Custom Sort Comparator Bugs Your Tests Will Never Catch

June 6, 202610 min read
dsaalgorithmsinterview-prepleetcode
Custom Sort Comparator Bugs Your Tests Will Never Catch
TL;DR
  • a - b comparators overflow on Integer.MIN_VALUE; use Integer.compare(a, b) in Java or (a > b) - (a < b) in Python
  • Violating strict weak ordering (using >= instead of >) causes undefined behavior in C++ and wrong output in Java
  • JavaScript's .sort() is lexicographic by default; always pass (a, b) => a - b for numeric arrays
  • Sort is O(n log n) and often replaceable with O(n) hashing, counting sort, or QuickSelect when order isn't actually required
  • Stability varies by language: Python and Java object sorts are stable; Java primitive arrays and C++ std::sort are not
  • Counting sort needs non-negative indices; offset by min_value when input includes negatives
  • QuickSort degrades to O(n²) on sorted input when using a naive leftmost pivot

You call .sort(). Your five test cases pass. You ship it.
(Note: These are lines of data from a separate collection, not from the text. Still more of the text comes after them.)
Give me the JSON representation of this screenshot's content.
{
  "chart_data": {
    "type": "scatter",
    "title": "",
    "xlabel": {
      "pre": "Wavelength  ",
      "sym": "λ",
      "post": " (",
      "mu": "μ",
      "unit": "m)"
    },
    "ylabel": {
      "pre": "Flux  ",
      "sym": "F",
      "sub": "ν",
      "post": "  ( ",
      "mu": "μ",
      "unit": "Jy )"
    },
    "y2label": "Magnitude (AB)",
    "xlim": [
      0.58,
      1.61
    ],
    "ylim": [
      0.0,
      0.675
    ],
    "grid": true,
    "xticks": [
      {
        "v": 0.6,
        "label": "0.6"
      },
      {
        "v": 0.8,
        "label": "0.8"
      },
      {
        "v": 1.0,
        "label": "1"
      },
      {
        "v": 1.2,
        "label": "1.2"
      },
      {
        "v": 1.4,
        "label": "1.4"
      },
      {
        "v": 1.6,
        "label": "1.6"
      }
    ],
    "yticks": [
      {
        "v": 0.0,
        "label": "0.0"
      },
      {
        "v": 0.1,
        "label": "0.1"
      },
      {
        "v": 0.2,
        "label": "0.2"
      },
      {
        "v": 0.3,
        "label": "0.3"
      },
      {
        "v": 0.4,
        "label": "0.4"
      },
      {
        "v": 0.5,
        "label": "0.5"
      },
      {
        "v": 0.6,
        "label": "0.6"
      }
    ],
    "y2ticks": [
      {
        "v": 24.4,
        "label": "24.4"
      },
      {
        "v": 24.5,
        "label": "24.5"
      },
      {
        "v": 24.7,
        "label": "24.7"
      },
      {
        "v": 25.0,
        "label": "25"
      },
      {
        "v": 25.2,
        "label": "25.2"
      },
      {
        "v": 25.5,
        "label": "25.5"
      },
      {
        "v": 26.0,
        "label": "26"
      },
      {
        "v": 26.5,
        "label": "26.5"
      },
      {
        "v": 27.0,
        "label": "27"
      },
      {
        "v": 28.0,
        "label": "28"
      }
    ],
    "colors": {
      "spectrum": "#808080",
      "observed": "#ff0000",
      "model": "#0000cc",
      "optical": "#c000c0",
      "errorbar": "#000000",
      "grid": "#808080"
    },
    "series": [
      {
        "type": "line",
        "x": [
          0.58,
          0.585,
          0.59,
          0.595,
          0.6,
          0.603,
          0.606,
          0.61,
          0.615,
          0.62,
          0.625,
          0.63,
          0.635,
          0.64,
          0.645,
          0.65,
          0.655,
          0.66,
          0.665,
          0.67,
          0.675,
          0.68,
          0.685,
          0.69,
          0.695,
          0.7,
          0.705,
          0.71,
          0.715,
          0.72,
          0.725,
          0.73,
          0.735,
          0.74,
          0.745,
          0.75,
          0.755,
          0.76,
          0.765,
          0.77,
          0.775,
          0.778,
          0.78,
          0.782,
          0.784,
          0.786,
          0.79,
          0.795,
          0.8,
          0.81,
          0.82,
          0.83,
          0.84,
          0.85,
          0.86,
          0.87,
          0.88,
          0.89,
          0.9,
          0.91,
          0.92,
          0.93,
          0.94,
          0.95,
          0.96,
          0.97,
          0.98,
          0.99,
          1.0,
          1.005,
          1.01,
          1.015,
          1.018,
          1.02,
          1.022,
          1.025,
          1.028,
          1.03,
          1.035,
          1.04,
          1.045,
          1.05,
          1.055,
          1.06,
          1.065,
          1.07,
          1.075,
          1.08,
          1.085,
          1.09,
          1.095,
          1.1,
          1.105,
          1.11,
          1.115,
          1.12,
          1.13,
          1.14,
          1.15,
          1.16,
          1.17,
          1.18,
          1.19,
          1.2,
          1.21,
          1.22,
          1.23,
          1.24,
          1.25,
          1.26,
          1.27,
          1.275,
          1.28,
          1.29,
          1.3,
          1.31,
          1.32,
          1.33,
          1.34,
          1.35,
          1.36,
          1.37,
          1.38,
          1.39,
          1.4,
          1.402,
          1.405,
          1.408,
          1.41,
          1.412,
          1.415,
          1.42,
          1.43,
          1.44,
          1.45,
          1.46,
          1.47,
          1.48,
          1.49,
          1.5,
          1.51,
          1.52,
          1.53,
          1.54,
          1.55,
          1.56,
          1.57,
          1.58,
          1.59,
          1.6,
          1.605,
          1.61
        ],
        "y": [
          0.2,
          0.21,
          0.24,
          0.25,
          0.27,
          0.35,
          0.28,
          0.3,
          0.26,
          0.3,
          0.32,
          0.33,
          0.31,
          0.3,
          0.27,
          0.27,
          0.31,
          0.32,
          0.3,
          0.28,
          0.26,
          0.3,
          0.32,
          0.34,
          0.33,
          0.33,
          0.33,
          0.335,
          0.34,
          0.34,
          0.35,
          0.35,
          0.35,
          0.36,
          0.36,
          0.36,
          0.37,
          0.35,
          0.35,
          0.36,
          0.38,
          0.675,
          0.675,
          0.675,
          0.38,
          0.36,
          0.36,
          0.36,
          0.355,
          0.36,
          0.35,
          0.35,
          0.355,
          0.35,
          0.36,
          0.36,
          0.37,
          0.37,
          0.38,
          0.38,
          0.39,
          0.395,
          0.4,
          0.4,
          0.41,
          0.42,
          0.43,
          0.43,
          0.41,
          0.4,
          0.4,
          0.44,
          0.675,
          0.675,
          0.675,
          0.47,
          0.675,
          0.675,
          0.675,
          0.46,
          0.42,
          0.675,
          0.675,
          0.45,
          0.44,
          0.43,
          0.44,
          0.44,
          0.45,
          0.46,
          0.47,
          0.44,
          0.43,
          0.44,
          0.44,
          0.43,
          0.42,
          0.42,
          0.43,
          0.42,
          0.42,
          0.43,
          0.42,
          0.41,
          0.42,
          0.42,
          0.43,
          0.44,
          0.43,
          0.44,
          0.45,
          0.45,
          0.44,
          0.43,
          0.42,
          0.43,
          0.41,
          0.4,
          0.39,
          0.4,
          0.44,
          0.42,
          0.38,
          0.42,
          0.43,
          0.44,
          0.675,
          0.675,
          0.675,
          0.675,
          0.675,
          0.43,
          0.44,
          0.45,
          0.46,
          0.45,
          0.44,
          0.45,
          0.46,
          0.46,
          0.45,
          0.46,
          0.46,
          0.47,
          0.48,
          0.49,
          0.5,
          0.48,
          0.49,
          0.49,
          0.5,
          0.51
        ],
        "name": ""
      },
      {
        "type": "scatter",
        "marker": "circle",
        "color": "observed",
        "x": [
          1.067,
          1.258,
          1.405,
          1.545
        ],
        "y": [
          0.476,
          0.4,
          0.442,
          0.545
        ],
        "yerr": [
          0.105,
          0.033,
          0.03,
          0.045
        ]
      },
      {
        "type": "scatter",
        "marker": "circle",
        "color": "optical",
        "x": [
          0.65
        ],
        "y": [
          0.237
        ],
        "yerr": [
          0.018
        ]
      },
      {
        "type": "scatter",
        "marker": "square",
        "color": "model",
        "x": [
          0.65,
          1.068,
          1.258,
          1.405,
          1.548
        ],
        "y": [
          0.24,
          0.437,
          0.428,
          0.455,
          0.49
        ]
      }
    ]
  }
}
Then the interviewer adds one input and your custom comparator silently produces the wrong order. No exception. No stack trace. Just a subtly scrambled array that looks totally plausible until you trace through it with your finger on the screen and go "...wait."

Sorting feels like solved territory. That's exactly why its bugs are so dangerous. They don't fail loudly. They hide in edge cases your examples will never reach in a million years of normal testing, and they only surface when someone who specifically knows the failure mode decides to poke at it.

That someone, in an interview, is the interviewer.

Your Custom Sort Comparator Has a Hidden Time Bomb

The cleanest-looking integer comparator is a - b. Two characters, obvious logic, works on literally every input you'll try in development. Almost.

// Java - looks clean, silently wrong on extreme values Comparator<Integer> cmp = (a, b) -> a - b; int a = 1, b = Integer.MIN_VALUE; // b = -2,147,483,648 System.out.println(a - b); // → -2,147,483,647 (negative!) // Comparator says 1 < Integer.MIN_VALUE. That's backwards.

The bug is integer overflow. When b is near Integer.MIN_VALUE and a is a small positive number, the subtraction wraps around to a large negative value. Your comparator reports the wrong relationship, and the sort silently scrambles your output. No crash. No warning. Just wrong.

Integer overflow meme - programmer confidently wrong about arithmetic

"Passes all my tests" is doing a lot of heavy lifting when Integer.MIN_VALUE was never in those tests.

This never appears in typical test data. An interviewer who knows it will construct [Integer.MIN_VALUE, 1] specifically to catch it, watch you nod confidently, and write something in their notes.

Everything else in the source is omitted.